This is part of proving the $X+Y=Z$,then,$f_z(z)=f_x(x)*f_y(y)$
$F_z(z)=\int_{-\infty}^\infty \int_{-\infty}^{z-y}f_{X,Y}(x,y)\,dx\,dy$
Then $f_Z(z)=\frac{dF_z(Z)}{dz}=\int_{-\infty}^\infty f_{X,Y}(z-y,y)\,dy$, i don't quite understand why is that $\frac{d}{dz}\int_{-\infty}^\infty \int_{-\infty}^{z-y} f_{X,Y}(x,y)\,dx\,dy=\int_{-\infty}^\infty f_{X,Y}(z-y,y)\,dy$,can anyone explain more about it to me? thankyou.
On
The fundamental theorem of calculus states: $$\frac{d}{dx}\int_a^x f(t)\,dt = f(a).$$ Let's consider how this relates to your problem.
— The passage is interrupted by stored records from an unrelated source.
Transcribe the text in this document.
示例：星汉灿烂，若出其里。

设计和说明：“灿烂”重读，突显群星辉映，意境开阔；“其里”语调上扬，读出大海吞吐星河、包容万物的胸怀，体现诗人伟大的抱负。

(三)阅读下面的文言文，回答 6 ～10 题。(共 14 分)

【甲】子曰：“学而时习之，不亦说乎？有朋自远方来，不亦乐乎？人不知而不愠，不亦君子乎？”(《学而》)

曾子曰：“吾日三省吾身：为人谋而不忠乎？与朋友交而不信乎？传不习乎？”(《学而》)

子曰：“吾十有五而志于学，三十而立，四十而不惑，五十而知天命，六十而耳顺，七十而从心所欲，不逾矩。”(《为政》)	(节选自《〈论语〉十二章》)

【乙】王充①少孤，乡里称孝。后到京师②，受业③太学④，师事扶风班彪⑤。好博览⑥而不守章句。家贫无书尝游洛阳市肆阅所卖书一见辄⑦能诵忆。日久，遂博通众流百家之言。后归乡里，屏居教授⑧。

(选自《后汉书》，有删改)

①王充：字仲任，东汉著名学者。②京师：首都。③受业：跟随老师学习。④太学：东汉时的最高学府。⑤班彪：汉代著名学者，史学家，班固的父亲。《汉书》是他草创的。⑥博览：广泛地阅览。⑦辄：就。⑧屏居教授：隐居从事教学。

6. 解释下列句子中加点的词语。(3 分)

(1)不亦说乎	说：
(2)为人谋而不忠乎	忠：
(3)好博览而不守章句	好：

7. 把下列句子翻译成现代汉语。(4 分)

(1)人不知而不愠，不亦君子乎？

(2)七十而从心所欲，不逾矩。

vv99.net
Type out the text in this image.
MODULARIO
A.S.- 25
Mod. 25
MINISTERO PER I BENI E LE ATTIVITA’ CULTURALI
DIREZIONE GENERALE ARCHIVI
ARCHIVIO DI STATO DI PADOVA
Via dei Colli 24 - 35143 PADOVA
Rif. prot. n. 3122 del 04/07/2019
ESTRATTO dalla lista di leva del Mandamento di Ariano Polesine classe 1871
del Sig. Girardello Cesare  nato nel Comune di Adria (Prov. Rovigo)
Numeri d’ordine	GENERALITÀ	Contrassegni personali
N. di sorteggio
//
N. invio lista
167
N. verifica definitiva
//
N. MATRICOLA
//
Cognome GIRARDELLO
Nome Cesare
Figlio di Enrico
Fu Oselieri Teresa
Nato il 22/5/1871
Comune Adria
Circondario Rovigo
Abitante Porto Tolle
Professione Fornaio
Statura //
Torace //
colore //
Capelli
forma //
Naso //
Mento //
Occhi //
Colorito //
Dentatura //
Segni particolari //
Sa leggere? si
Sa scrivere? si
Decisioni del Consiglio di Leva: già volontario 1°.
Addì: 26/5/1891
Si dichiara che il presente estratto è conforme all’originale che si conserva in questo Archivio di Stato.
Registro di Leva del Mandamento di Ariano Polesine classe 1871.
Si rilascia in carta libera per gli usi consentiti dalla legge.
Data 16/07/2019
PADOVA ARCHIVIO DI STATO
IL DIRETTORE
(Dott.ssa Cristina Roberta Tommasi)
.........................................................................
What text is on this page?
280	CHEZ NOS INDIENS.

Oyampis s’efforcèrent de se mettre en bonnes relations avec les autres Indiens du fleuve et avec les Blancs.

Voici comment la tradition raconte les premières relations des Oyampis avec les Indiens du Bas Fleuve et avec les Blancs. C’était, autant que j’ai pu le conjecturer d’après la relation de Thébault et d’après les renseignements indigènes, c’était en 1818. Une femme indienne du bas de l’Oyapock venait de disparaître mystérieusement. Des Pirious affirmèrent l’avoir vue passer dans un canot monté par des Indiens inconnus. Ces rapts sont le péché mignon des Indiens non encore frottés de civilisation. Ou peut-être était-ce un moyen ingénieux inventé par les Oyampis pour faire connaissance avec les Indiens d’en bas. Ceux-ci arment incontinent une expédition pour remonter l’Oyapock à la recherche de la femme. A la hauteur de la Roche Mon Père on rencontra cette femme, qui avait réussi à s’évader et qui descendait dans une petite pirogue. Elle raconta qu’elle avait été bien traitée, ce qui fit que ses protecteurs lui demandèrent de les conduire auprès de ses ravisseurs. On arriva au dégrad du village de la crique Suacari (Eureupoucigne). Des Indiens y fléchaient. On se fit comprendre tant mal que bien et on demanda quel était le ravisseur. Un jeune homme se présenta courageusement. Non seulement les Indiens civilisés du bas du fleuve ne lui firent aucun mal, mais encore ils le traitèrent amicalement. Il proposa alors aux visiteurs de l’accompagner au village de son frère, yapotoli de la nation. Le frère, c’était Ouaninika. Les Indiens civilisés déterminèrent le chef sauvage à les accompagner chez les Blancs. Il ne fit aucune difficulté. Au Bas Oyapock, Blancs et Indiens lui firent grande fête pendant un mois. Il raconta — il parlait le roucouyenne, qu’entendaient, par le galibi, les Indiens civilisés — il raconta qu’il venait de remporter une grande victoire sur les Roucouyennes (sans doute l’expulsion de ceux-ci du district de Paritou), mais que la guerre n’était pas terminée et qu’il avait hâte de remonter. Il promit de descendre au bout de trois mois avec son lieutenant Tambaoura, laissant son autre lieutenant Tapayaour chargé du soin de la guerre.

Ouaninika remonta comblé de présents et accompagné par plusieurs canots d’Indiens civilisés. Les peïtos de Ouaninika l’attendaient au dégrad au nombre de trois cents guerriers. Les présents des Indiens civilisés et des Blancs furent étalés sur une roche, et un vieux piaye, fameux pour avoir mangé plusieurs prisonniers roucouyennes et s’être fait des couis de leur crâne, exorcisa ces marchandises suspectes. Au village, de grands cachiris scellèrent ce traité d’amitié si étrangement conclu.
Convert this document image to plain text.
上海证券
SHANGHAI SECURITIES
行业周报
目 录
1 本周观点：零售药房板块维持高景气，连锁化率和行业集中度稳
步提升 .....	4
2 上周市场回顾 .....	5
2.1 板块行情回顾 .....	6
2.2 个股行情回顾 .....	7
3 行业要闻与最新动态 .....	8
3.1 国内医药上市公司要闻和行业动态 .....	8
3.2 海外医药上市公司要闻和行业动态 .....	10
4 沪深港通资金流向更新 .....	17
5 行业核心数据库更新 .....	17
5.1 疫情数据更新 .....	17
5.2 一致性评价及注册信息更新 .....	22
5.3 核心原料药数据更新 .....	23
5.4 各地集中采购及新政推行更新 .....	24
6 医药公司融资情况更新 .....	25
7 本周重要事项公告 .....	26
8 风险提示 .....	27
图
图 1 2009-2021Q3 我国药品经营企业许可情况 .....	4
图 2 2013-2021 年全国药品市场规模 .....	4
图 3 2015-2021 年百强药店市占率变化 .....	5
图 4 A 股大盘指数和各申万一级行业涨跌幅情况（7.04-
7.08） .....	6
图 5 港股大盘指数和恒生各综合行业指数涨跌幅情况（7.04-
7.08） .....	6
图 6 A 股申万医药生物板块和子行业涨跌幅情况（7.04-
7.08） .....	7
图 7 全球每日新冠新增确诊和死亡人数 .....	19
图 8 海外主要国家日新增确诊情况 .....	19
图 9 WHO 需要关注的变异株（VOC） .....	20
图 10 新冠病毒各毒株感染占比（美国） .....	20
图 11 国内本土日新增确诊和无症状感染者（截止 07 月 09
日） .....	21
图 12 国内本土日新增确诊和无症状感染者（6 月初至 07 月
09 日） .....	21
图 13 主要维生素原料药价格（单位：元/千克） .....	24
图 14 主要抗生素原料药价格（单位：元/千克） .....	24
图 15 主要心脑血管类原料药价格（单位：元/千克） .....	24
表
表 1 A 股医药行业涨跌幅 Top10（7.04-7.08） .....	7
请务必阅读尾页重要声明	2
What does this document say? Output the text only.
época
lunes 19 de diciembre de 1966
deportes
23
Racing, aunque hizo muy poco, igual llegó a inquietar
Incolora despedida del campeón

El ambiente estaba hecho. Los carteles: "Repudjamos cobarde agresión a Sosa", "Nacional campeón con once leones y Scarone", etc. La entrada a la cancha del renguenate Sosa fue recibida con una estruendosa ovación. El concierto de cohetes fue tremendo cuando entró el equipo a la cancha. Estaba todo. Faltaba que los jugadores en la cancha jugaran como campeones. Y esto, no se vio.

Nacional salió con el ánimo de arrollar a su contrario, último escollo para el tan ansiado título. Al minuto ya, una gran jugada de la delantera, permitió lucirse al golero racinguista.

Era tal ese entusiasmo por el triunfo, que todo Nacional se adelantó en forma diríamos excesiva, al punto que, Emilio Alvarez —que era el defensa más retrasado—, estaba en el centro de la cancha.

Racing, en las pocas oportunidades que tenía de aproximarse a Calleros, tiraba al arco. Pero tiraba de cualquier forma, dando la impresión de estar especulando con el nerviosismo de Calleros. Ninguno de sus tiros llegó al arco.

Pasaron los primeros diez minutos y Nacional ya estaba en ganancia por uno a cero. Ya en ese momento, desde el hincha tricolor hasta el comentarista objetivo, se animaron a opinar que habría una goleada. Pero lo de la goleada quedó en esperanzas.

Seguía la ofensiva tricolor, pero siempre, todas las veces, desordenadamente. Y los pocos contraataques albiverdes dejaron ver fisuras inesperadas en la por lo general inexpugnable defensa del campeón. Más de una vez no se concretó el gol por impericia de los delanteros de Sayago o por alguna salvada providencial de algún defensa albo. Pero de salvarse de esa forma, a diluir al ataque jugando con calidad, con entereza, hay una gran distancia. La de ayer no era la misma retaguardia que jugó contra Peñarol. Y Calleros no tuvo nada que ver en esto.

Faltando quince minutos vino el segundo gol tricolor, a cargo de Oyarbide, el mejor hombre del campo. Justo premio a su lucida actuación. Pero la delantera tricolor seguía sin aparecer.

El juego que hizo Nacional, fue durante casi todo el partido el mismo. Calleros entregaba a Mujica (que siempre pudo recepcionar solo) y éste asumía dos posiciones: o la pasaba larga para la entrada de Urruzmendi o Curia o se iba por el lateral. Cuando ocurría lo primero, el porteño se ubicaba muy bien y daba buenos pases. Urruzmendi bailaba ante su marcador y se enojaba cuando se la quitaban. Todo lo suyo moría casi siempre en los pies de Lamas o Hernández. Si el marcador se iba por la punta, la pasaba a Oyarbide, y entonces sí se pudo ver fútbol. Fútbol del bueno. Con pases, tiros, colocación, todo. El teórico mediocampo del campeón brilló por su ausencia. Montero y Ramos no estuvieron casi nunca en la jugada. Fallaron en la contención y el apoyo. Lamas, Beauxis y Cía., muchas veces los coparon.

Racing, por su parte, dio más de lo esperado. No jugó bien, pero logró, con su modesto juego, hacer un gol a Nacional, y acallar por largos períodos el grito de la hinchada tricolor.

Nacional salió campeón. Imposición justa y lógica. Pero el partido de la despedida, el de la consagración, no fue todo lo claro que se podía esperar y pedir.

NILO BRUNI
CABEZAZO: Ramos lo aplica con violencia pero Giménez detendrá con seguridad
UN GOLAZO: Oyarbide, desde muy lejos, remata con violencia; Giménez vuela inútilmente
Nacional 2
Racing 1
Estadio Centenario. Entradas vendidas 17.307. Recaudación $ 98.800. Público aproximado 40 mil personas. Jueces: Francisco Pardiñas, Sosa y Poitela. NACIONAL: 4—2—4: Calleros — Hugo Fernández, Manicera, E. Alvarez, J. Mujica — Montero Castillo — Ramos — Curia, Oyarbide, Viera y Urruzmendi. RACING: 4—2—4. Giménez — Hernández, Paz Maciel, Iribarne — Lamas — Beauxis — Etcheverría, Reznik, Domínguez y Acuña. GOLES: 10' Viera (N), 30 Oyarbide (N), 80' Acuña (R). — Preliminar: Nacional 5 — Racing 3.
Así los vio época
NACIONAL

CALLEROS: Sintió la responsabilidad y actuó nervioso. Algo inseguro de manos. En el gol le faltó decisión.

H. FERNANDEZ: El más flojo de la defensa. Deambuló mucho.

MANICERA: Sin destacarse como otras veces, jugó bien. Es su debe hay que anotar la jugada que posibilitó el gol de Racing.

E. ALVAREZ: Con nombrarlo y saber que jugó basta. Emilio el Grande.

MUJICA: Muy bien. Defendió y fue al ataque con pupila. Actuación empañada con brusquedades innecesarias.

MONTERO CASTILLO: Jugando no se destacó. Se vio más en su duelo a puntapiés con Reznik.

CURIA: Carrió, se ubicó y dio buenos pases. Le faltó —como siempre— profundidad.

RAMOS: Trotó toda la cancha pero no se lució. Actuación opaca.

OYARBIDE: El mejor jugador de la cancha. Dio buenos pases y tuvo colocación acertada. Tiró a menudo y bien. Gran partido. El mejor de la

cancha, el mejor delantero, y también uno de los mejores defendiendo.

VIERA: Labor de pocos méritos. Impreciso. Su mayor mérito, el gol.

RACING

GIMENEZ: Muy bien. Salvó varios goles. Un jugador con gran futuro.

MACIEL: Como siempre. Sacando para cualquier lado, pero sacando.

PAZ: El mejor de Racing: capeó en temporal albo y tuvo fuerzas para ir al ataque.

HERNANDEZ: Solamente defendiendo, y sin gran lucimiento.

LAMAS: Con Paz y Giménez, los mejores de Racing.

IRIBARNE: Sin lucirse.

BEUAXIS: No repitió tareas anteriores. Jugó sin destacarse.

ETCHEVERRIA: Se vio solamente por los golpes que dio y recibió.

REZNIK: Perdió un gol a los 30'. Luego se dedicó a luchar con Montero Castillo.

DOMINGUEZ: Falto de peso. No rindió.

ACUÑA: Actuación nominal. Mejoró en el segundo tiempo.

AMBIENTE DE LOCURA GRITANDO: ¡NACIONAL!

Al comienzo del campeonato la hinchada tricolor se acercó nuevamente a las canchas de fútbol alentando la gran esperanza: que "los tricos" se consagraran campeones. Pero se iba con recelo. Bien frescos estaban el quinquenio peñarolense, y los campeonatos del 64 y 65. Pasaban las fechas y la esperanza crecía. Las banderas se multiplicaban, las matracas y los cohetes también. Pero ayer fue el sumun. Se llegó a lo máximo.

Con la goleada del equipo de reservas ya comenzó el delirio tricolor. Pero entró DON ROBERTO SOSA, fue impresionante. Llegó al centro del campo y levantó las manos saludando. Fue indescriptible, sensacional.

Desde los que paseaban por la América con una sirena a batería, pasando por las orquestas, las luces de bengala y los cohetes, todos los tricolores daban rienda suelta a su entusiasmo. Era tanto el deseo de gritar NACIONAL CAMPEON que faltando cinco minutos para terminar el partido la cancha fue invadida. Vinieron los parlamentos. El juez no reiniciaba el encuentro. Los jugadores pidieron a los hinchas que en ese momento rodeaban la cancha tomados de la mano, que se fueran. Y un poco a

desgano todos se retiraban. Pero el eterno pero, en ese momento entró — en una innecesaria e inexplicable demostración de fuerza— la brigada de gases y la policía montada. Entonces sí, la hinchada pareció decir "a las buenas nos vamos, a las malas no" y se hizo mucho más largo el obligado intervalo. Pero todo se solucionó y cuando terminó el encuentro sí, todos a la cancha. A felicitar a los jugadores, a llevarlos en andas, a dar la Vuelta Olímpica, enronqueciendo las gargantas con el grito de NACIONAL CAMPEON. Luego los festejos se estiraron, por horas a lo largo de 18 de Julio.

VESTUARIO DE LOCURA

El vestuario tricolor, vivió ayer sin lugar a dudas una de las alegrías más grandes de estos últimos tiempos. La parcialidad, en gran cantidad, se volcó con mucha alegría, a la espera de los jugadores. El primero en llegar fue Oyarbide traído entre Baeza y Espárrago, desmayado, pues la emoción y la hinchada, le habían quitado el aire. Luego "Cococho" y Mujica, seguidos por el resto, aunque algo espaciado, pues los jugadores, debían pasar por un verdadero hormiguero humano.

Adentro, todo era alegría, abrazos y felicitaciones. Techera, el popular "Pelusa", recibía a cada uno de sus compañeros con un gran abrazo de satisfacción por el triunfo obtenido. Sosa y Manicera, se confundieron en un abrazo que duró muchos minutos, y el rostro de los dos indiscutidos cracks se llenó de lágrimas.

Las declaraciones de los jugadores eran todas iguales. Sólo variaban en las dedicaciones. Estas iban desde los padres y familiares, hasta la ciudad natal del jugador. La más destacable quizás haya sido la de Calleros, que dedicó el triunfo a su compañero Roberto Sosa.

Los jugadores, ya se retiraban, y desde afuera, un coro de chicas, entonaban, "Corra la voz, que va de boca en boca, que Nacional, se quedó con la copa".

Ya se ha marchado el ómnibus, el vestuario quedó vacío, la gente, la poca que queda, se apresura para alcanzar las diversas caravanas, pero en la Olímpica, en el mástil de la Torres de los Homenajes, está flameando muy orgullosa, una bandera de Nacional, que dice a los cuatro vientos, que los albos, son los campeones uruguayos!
First, we can bring the derivative under the first integral sign (since the outer integral is only a function of $y$:
$$\int_{-\infty}^{\infty} \frac{d}{dz} \int_{-\infty}^{z-y}f_{X,Y}(x,y)\,dx\,dy.$$
Let $\tilde{f}_{X,Y}(x,y) = f_{X,Y}(x-y,y)$. Then the above expression equals $$\int_{-\infty}^{\infty} \frac{d}{dz} \int_{-\infty}^z \tilde{f}_{X,Y}(x,y)\,dx\,dy.$$
By the fundamental theorem of calculus, this equals, $$\int_{-\infty}^\infty \tilde{f}_{X,Y}(z,y)\,dx\,dy.$$
Replacing our definition of $\tilde{f}$, we get $$\int_{-\infty}^{\infty} f_{X,Y}(z-y,y)\,dy.$$
Let $h(z)=\int_{-\infty}^{\infty} f_{X,Y} (z-y,y)\, dy$. Then $\int_{-\infty}^{z} h(u) \, du =\int_{-\infty}^{z}\int_{-\infty}^{\infty} f_{X,Y} (u-y,y)\, dy du$. If you interchange the two integrals and put $x=u-y$ you get $\int_{-\infty}^{\infty} \int_{-\infty}^{z-y} f_{X,Y} (x,y)\, \, dxdy $. Hence $h$ is the derivative of this last expression.